Part 1
Giám khảo
Do you like singing? Why?
Thí sinh
I do like singing because it's such a great way to relax an don't mine on daily worries. And just. Be yourself by singing an expressing your emotions.
Giám khảo
Have you ever learnt how to sing?
Thí sinh
Yes, I'm learning how to sing right now because currently I'm attending singing class but mostly I seen just by myself.
Giám khảo
Who do you want to sing for?
Thí sinh
I would like to sing for my parents and for my family members, because my whole family. UH is singing and I would love to join to them and singing together.
Giám khảo
Do you think singing can bring happiness to people?
Thí sinh
Yes, it's definitely brings a lot of happiness if people enjoy singing and it makes me more happy. And. Confidence in themselves.
Do you like singing? Why?
Điểm: 65.0Gợi ý: Your answer shows enthusiasm but contains grammatical errors and some unclear phrases. Try to use correct grammar and clearer expressions, such as 'I like singing because it helps me relax and forget daily worries. It also allows me to express my emotions and be myself.' Also, avoid redundancy and keep your answer concise within 5 sentences.
Ví dụ: I like singing because it helps me relax and forget about daily worries. It also allows me to express my emotions and be myself. Singing makes me feel happy and calm.
Have you ever learnt how to sing?
Điểm: 55.0Gợi ý: Your answer has some grammar mistakes and unclear phrases. Use correct verb tenses and clearer wording. For example, say 'Yes, I am currently taking singing classes, but I mostly practice by myself.' Also, try to provide a bit more detail to enrich your answer.
Ví dụ: Yes, I am currently taking singing classes to improve my skills. However, I mostly practice singing by myself at home to reinforce what I learn in class.
Who do you want to sing for?
Điểm: 60.0Gợi ý: Your answer is understandable but has grammar and fluency issues. Try to form complete sentences and avoid filler words like 'UH'. For example, say 'I would like to sing for my parents and family because they all enjoy singing. I want to join them and sing together.' This makes your answer clearer and more natural.
Ví dụ: I would like to sing for my parents and other family members because they all enjoy singing. I want to join them and sing together as a family.
Do you think singing can bring happiness to people?
Điểm: 50.0Gợi ý: Your answer has grammar errors and is somewhat unclear. Use correct verb forms and connect your ideas smoothly. For example, say 'Yes, singing definitely brings happiness to people who enjoy it. It also helps me feel happier and more confident.' This improves clarity and coherence.
Ví dụ: Yes, singing definitely brings happiness to people who enjoy it. It also helps me feel happier and more confident in myself.
× I do like singing because it's such a great way to relax an don't mine on daily worries.
✓ I do like singing because it's such a great way to relax and not mind daily worries.
The phrase 'an don't mine' is incorrect. It should be 'and not mind' to correctly connect the ideas and use the correct verb form. 'Mine' is a noun or possessive pronoun, but here the verb 'mind' is needed, and 'don't' should be replaced with 'not' to fit the infinitive form after 'and'.
× And just. Be yourself by singing an expressing your emotions.
✓ And just be yourself by singing and expressing your emotions.
The sentence is fragmented with an unnecessary period after 'just' and 'an' instead of 'and'. The correction removes the period to make a complete sentence and replaces 'an' with 'and' to properly connect the verbs.

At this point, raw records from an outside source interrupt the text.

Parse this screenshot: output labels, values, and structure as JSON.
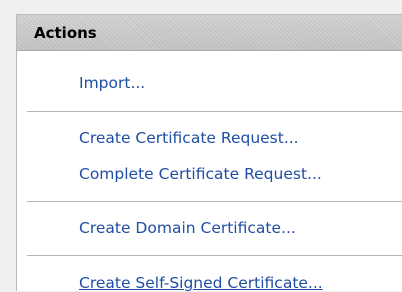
{
  "actions": {
    "title": "Actions",
    "items": [
      {
        "label": "Import..."
      },
      {
        "label": "Create Certificate Request..."
      },
      {
        "label": "Complete Certificate Request..."
      },
      {
        "label": "Create Domain Certificate..."
      },
      {
        "label": "Create Self-Signed Certificate..."
      }
    ]
  },
  "colors": {
    "link": "#1f4ea3",
    "panel_bg": "#ffffff",
    "header_bg": "#e0e0e0",
    "separator": "#b5b5b5"
  }
}
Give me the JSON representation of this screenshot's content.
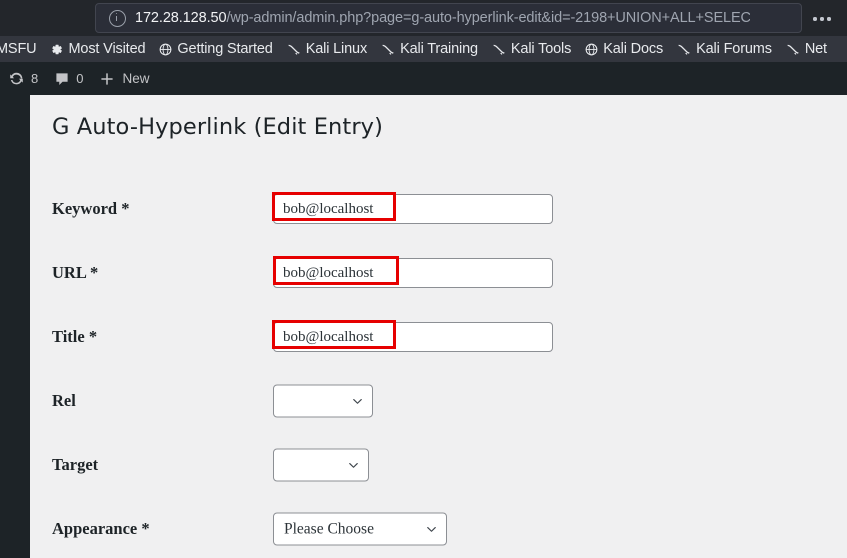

× Yes, I'm learning how to sing right now because currently I'm attending singing class but mostly I seen just by myself.
✓ Yes, I'm learning how to sing right now because currently I'm attending singing class but mostly I have seen it just by myself.

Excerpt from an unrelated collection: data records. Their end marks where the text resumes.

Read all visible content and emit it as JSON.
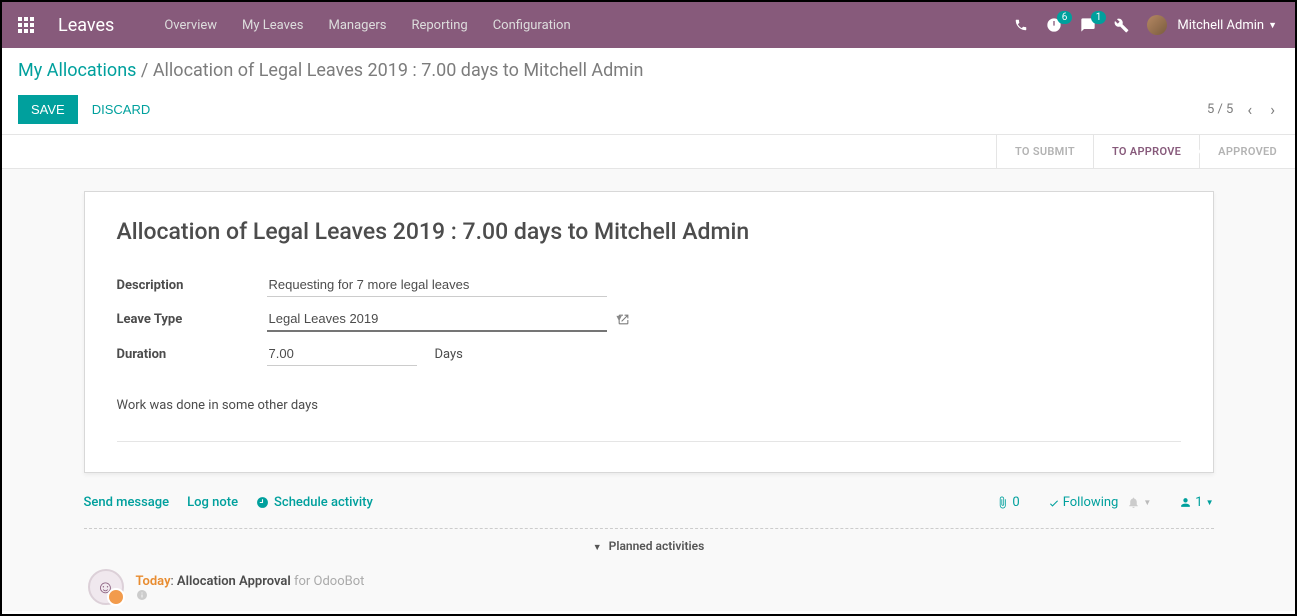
{
  "navbar": {
    "brand": "Leaves",
    "menu": [
      "Overview",
      "My Leaves",
      "Managers",
      "Reporting",
      "Configuration"
    ],
    "activities_badge": "6",
    "messages_badge": "1",
    "user_name": "Mitchell Admin"
  },
  "breadcrumb": {
    "root": "My Allocations",
    "current": "Allocation of Legal Leaves 2019 : 7.00 days to Mitchell Admin"
  },
  "buttons": {
    "save": "SAVE",
    "discard": "DISCARD"
  },
  "pager": {
    "text": "5 / 5"
  },
  "status": {
    "to_submit": "TO SUBMIT",
    "to_approve": "TO APPROVE",
    "approved": "APPROVED"
  },
  "form": {
    "title": "Allocation of Legal Leaves 2019 : 7.00 days to Mitchell Admin",
    "labels": {
      "description": "Description",
      "leave_type": "Leave Type",
      "duration": "Duration"
    },
    "values": {
      "description": "Requesting for 7 more legal leaves",
      "leave_type": "Legal Leaves 2019",
      "duration": "7.00",
      "duration_unit": "Days"
    },
    "reason": "Work was done in some other days"
  },
  "chatter": {
    "send_message": "Send message",
    "log_note": "Log note",
    "schedule_activity": "Schedule activity",
    "attachments": "0",
    "following": "Following",
    "followers": "1",
    "planned_header": "Planned activities",
    "activity": {
      "today": "Today",
      "sep": ": ",
      "title": "Allocation Approval",
      "for": " for ",
      "who": "OdooBot"
    }
  }
}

The verb 'seen' is the past participle and requires an auxiliary verb 'have' to form the present perfect tense. Also, 'singing class' should be 'a singing class' (article error), but since only grammar problem types from the list are to be corrected, this is left as is.
× I would like to sing for my parents and for my family members, because my whole family. UH is singing and I would love to join to them and singing together.

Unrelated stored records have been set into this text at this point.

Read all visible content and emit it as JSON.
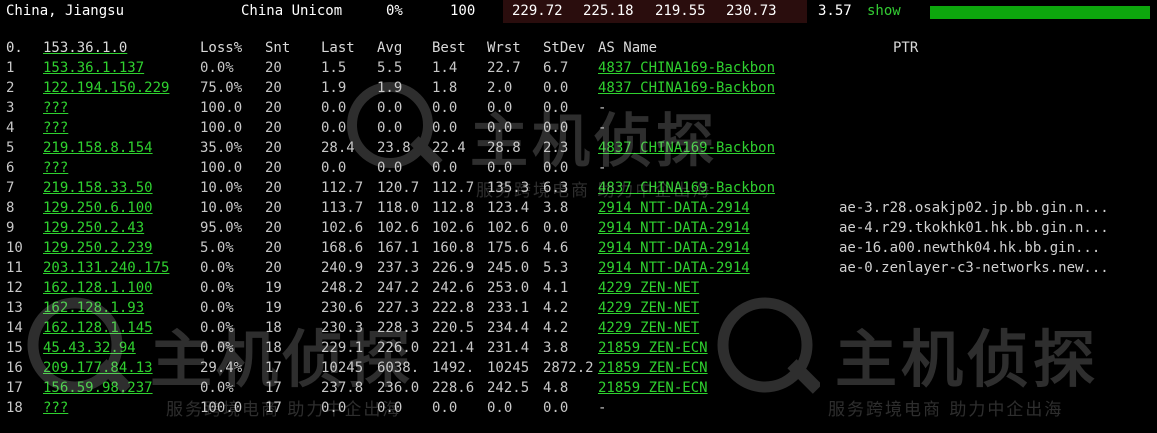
{
  "top": {
    "location": "China, Jiangsu",
    "isp": "China Unicom",
    "loss": "0%",
    "count": "100",
    "v1": "229.72",
    "v2": "225.18",
    "v3": "219.55",
    "v4": "230.73",
    "v5": "3.57",
    "show_label": "show",
    "bar_fraction": 1.0,
    "bar_color": "#0da70d",
    "highlight_color": "#2a0d0d"
  },
  "header": {
    "hop": "0.",
    "host": "153.36.1.0",
    "loss": "Loss%",
    "snt": "Snt",
    "last": "Last",
    "avg": "Avg",
    "best": "Best",
    "wrst": "Wrst",
    "stdev": "StDev",
    "asname": "AS Name",
    "ptr": "PTR"
  },
  "rows": [
    {
      "hop": "1",
      "host": "153.36.1.137",
      "loss": "0.0%",
      "snt": "20",
      "last": "1.5",
      "avg": "5.5",
      "best": "1.4",
      "wrst": "22.7",
      "stdev": "6.7",
      "asname": "4837  CHINA169-Backbon",
      "ptr": ""
    },
    {
      "hop": "2",
      "host": "122.194.150.229",
      "loss": "75.0%",
      "snt": "20",
      "last": "1.9",
      "avg": "1.9",
      "best": "1.8",
      "wrst": "2.0",
      "stdev": "0.0",
      "asname": "4837  CHINA169-Backbon",
      "ptr": ""
    },
    {
      "hop": "3",
      "host": "???",
      "loss": "100.0",
      "snt": "20",
      "last": "0.0",
      "avg": "0.0",
      "best": "0.0",
      "wrst": "0.0",
      "stdev": "0.0",
      "asname": "-",
      "ptr": ""
    },
    {
      "hop": "4",
      "host": "???",
      "loss": "100.0",
      "snt": "20",
      "last": "0.0",
      "avg": "0.0",
      "best": "0.0",
      "wrst": "0.0",
      "stdev": "0.0",
      "asname": "-",
      "ptr": ""
    },
    {
      "hop": "5",
      "host": "219.158.8.154",
      "loss": "35.0%",
      "snt": "20",
      "last": "28.4",
      "avg": "23.8",
      "best": "22.4",
      "wrst": "28.8",
      "stdev": "2.3",
      "asname": "4837  CHINA169-Backbon",
      "ptr": ""
    },
    {
      "hop": "6",
      "host": "???",
      "loss": "100.0",
      "snt": "20",
      "last": "0.0",
      "avg": "0.0",
      "best": "0.0",
      "wrst": "0.0",
      "stdev": "0.0",
      "asname": "-",
      "ptr": ""
    },
    {
      "hop": "7",
      "host": "219.158.33.50",
      "loss": "10.0%",
      "snt": "20",
      "last": "112.7",
      "avg": "120.7",
      "best": "112.7",
      "wrst": "135.3",
      "stdev": "6.3",
      "asname": "4837  CHINA169-Backbon",
      "ptr": ""
    },
    {
      "hop": "8",
      "host": "129.250.6.100",
      "loss": "10.0%",
      "snt": "20",
      "last": "113.7",
      "avg": "118.0",
      "best": "112.8",
      "wrst": "123.4",
      "stdev": "3.8",
      "asname": "2914  NTT-DATA-2914",
      "ptr": "ae-3.r28.osakjp02.jp.bb.gin.n..."
    },
    {
      "hop": "9",
      "host": "129.250.2.43",
      "loss": "95.0%",
      "snt": "20",
      "last": "102.6",
      "avg": "102.6",
      "best": "102.6",
      "wrst": "102.6",
      "stdev": "0.0",
      "asname": "2914  NTT-DATA-2914",
      "ptr": "ae-4.r29.tkokhk01.hk.bb.gin.n..."
    },
    {
      "hop": "10",
      "host": "129.250.2.239",
      "loss": "5.0%",
      "snt": "20",
      "last": "168.6",
      "avg": "167.1",
      "best": "160.8",
      "wrst": "175.6",
      "stdev": "4.6",
      "asname": "2914  NTT-DATA-2914",
      "ptr": "ae-16.a00.newthk04.hk.bb.gin..."
    },
    {
      "hop": "11",
      "host": "203.131.240.175",
      "loss": "0.0%",
      "snt": "20",
      "last": "240.9",
      "avg": "237.3",
      "best": "226.9",
      "wrst": "245.0",
      "stdev": "5.3",
      "asname": "2914  NTT-DATA-2914",
      "ptr": "ae-0.zenlayer-c3-networks.new..."
    },
    {
      "hop": "12",
      "host": "162.128.1.100",
      "loss": "0.0%",
      "snt": "19",
      "last": "248.2",
      "avg": "247.2",
      "best": "242.6",
      "wrst": "253.0",
      "stdev": "4.1",
      "asname": "4229  ZEN-NET",
      "ptr": ""
    },
    {
      "hop": "13",
      "host": "162.128.1.93",
      "loss": "0.0%",
      "snt": "19",
      "last": "230.6",
      "avg": "227.3",
      "best": "222.8",
      "wrst": "233.1",
      "stdev": "4.2",
      "asname": "4229  ZEN-NET",
      "ptr": ""
    },
    {
      "hop": "14",
      "host": "162.128.1.145",
      "loss": "0.0%",
      "snt": "18",
      "last": "230.3",
      "avg": "228.3",
      "best": "220.5",
      "wrst": "234.4",
      "stdev": "4.2",
      "asname": "4229  ZEN-NET",
      "ptr": ""
    },
    {
      "hop": "15",
      "host": "45.43.32.94",
      "loss": "0.0%",
      "snt": "18",
      "last": "229.1",
      "avg": "226.0",
      "best": "221.4",
      "wrst": "231.4",
      "stdev": "3.8",
      "asname": "21859 ZEN-ECN",
      "ptr": ""
    },
    {
      "hop": "16",
      "host": "209.177.84.13",
      "loss": "29.4%",
      "snt": "17",
      "last": "10245",
      "avg": "6038.",
      "best": "1492.",
      "wrst": "10245",
      "stdev": "2872.2",
      "asname": "21859 ZEN-ECN",
      "ptr": ""
    },
    {
      "hop": "17",
      "host": "156.59.98.237",
      "loss": "0.0%",
      "snt": "17",
      "last": "237.8",
      "avg": "236.0",
      "best": "228.6",
      "wrst": "242.5",
      "stdev": "4.8",
      "asname": "21859 ZEN-ECN",
      "ptr": ""
    },
    {
      "hop": "18",
      "host": "???",
      "loss": "100.0",
      "snt": "17",
      "last": "0.0",
      "avg": "0.0",
      "best": "0.0",
      "wrst": "0.0",
      "stdev": "0.0",
      "asname": "-",
      "ptr": ""
    }
  ],
  "watermark": {
    "title": "主机侦探",
    "subtitle": "服务跨境电商 助力中企出海"
  }
}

✓ I would like to sing for my parents and for my family members, because my whole family is singing and I would love to join them and sing together.
The preposition 'to' after 'join' is incorrect; 'join' is followed directly by the object without a preposition. Also, 'singing together' should be 'sing together' to maintain parallel verb form.
× Yes, it's definitely brings a lot of happiness if people enjoy singing and it makes me more happy.
✓ Yes, it definitely brings a lot of happiness if people enjoy singing and it makes me happier.
The subject 'it' requires the verb 'bring' in third person singular form 'brings' without 'is'. Also, 'more happy' is less natural than the comparative adjective 'happier'.
× And. Confidence in themselves.
✓ And confidence in themselves.
The sentence fragment 'And. Confidence in themselves.' is incomplete. Removing the period creates a phrase that can be connected to the previous sentence or rephrased for clarity.